Senator Bragg said the Coalition would make mortgages cheaper for Australians looking to get into the housing market.
“Mortgages will be cheaper for first homeowners under the Coalition as we will ensure mortgages with LMI are treated similarly to parental guarantees,” he said.
“This will cut the cost of mortgage payments for first home buyers.”

ICA chief executive Andrew Hall backed the Coalition’s plan to ease lending policy and said it would make “owning a home easier for more Australians”.
“With house prices soaring, saving a 20 per cent deposit is tough. LMI offers a fair way for creditworthy buyers who can’t draw on the ‘bank of mum and dad’ to get loans without a huge deposit,” he said.
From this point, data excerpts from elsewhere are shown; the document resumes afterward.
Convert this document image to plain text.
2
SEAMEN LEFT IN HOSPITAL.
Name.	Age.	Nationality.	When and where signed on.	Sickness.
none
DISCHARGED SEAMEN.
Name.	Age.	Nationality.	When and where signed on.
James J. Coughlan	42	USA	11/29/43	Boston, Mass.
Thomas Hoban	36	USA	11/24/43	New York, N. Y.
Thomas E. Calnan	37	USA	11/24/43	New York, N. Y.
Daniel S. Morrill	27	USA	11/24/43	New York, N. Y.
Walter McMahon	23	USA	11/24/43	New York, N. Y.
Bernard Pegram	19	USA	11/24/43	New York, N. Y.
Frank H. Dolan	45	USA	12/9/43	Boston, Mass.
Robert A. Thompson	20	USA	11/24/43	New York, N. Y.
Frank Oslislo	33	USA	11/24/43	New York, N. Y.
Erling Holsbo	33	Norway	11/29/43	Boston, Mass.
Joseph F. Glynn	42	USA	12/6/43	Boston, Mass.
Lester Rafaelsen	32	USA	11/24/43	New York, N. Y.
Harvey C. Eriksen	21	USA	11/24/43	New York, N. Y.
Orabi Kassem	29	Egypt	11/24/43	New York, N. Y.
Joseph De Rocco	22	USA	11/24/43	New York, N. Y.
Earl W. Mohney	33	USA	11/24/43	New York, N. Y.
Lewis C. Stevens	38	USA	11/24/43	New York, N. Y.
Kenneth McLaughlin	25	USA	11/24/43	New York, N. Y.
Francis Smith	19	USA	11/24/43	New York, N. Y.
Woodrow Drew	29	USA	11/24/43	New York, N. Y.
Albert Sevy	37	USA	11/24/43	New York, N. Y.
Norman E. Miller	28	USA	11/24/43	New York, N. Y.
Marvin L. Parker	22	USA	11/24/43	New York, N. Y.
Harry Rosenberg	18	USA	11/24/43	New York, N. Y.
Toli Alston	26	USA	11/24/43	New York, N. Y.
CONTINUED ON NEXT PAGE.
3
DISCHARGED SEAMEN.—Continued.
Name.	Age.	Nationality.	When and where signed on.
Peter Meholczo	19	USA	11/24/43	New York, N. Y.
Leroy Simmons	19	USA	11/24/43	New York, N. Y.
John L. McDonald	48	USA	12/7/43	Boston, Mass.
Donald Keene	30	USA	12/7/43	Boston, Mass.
“Unlike other guarantees, LMI is available to everyone, not just those with wealthy parents or who qualify for government schemes like the Home Guarantee Scheme (HGS).
“Treating LMI-backed loans the same as other guarantees could lower borrowing costs for first home buyers.”
Peter Dutton has also pledged to reduce the serviceability buffer, which forces borrowers to prove they can continue making repayments at an interest rate 3 per cent above the current one.
The rate has remained unchanged since the Covid-19 pandemic when the cash rate was at an all-time low of 0.1 per cent, however the Coalition argues the buffer unfairly restricts young Australians from obtaining financing amid successive interest rate hikes.
Coalition spokesperson for housing Michael Sukkar has argued the rate should change with market conditions, however the regulatory policy should be changed to ensure it “considers access to home ownership and first time buyers”.
“So we’re going to work with APRA through that statement of expectations to do that where the serviceability buffer ends up will ultimately be a decision for APRA,” he told 2CC last week.